I always wondered what this word meant.  Whenever the card came out in a Soul Coaching Oracle Card Reading, I would just think that based on the image of a scroll with a magnifying glass looking at the text, it meant that there are documents around that you need to check or that you need to take you time with what you’re reading.  However, it wasn’t until I received the card and I had no documents to read that I had to rethink what the card meant.

I guess I was lucky when it happened, because I was actually at a weekend seminar with Denise Linn at the time, and whilst I didn’t ask her myself, another young guy in the seminar did ask what the card meant.  I remember it clearly because she said “it’s about being true to yourself”.  That suddenly meant a whole lot more to me.  Being true to myself, and keeping my word with myself are two things that I’ve always struggled with.  I admit, I am getting better now, but it has taken me awhile to get the hang of it.

I have always hidden who I am, as I’ve always tried to fit in.  As I grew up, I remember loving magic, comics, fantasy and sci-fi – something that no-one else in my family did.  I didn’t have many people around to share my passions with.  I even remember when I started a new school when I was about 14, and tried to engage a guy in the program that I loved to watch, and he made a comment how I was still going about it.  When it came to music, I loved pop.  My family were OK with that, but my friends weren’t, so I didn’t get to really go out with friends to the clubs I liked.  So I’ve hidden that part of me.  I think though, that in some ways that may be connected to the fact that I was hiding being gay… but that’s a whole other story!  Hiding the things that I was passionate about was a real stumbling block for me, but now I am quite happy to listen to the music I love, watch the films I enjoy and  yep, I still love comics and sci-fi!

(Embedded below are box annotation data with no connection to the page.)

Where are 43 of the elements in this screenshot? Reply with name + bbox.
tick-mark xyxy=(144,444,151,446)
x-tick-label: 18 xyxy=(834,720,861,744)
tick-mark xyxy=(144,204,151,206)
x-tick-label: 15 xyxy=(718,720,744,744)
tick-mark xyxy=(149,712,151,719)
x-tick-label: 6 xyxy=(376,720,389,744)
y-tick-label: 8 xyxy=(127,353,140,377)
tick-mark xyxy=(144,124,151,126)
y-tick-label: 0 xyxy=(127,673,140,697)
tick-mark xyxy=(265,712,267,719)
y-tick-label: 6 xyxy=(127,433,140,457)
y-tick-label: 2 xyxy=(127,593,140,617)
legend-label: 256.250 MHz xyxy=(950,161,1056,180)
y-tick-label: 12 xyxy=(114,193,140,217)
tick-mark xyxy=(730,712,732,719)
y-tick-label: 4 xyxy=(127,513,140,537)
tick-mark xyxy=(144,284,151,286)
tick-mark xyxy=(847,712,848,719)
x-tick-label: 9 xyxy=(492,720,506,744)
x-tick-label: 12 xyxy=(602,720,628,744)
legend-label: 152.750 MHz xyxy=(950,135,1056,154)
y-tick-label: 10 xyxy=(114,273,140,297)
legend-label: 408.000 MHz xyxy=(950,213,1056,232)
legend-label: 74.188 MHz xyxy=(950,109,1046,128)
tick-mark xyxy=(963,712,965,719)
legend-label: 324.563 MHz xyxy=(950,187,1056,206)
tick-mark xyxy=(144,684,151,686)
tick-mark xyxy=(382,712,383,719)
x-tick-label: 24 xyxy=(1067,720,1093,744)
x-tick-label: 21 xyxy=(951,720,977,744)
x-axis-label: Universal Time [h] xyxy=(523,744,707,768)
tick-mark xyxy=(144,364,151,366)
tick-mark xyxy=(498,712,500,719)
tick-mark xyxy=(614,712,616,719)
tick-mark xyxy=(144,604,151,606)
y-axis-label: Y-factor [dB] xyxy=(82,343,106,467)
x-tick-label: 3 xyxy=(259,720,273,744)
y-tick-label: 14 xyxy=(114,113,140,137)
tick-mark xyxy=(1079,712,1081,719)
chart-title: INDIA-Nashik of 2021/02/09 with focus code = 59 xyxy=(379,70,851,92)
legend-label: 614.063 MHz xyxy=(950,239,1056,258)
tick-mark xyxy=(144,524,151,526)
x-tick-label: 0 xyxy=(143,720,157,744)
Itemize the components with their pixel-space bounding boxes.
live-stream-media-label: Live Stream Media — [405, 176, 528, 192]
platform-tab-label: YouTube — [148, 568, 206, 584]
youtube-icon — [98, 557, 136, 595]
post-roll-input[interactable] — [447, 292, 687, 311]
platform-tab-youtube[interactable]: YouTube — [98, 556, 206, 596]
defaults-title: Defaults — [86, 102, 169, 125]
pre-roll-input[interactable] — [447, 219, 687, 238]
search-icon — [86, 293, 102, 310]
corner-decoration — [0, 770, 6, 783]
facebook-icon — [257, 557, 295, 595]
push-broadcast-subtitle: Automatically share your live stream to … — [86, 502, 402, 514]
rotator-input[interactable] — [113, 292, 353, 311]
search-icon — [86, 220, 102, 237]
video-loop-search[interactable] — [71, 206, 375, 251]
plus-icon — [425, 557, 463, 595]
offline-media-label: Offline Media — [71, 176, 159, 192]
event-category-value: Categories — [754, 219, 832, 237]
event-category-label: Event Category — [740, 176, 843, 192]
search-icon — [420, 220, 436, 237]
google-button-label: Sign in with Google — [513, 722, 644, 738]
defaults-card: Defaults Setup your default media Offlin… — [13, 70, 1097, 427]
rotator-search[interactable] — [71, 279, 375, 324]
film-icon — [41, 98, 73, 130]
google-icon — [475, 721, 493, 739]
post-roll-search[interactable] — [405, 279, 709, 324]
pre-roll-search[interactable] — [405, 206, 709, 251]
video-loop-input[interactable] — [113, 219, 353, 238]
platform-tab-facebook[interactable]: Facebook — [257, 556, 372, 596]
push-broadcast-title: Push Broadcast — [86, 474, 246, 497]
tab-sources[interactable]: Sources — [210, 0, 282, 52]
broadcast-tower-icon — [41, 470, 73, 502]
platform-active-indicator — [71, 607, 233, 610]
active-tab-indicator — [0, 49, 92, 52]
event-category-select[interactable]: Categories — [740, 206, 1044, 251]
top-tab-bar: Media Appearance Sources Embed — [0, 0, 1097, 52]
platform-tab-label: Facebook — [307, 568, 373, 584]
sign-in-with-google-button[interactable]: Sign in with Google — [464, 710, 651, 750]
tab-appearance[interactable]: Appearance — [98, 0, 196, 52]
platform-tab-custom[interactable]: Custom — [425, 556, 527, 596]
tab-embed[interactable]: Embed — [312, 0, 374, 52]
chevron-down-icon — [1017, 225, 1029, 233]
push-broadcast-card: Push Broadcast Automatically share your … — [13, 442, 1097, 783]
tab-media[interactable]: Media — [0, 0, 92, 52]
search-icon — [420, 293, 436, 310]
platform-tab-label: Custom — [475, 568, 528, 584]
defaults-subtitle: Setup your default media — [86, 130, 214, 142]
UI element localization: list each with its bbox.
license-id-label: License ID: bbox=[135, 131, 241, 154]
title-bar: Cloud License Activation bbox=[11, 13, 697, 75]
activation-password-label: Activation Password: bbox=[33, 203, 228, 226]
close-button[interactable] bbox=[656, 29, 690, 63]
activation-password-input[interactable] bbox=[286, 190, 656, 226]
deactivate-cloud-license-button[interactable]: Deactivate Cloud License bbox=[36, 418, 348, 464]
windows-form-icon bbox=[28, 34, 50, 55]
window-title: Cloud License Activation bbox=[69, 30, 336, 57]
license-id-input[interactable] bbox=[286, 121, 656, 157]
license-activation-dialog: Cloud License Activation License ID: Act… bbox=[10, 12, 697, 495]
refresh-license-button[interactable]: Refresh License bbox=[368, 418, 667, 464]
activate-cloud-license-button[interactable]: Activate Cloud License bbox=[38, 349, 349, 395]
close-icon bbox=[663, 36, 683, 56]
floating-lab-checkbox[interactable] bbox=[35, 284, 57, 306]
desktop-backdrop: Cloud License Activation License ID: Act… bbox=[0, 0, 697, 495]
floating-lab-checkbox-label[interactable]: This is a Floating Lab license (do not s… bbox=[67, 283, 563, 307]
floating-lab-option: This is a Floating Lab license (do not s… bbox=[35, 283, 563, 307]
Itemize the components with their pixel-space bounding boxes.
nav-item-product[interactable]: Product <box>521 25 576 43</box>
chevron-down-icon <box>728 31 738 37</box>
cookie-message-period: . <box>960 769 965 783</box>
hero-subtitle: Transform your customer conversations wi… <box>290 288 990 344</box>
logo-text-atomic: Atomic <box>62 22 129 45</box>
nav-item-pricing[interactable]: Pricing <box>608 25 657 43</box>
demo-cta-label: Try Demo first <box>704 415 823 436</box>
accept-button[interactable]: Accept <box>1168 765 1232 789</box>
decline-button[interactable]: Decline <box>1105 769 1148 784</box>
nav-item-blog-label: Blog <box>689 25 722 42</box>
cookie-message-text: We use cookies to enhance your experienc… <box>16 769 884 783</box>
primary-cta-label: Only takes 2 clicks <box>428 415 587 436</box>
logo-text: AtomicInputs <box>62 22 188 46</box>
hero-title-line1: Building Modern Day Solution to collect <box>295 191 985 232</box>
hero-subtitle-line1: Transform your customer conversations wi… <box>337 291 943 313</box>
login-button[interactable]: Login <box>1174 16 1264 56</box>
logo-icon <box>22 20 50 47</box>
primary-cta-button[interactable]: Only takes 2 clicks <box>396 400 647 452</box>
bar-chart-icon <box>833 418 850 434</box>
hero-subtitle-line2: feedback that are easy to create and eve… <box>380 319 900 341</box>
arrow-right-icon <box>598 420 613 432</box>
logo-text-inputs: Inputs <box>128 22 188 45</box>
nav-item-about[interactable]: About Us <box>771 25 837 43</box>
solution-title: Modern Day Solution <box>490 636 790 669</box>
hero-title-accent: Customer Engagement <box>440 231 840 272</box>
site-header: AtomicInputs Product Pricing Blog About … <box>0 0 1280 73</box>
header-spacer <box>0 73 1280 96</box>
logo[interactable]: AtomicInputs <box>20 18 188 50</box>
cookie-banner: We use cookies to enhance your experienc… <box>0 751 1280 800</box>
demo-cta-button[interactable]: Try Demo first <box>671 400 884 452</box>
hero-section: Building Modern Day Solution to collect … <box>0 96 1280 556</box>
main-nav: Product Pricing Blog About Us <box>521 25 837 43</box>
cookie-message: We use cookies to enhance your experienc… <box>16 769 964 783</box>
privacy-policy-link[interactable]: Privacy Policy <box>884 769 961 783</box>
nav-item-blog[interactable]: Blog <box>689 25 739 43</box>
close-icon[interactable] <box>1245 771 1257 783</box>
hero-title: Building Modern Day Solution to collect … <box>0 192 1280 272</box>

What are you doing right now, where you aren’t being true to yourself?  I know that as I accept every part of who I am, and do the things that I am passionate about and bring me joy, then I am living life the way I want to.  I am no longer hiding away, but I am being who I am.  What I’ve noticed though, is that as I’ve done this, others around me have done the same.  I can remember recently on Facebook how I wrote about my love of comics and the amount I had.  A friend, who I never thought would read them, let alone own them told me about her collections, and our friendship deepened because of it.

I love the quote from Marianne Williamson, which often starts with ‘Our deepest fear…’  however I want to leave this part with you – “… as we let our own light shine, we unconsciously give other people permission to do the same. As we are liberated from our own fear, our presence automatically liberates others.”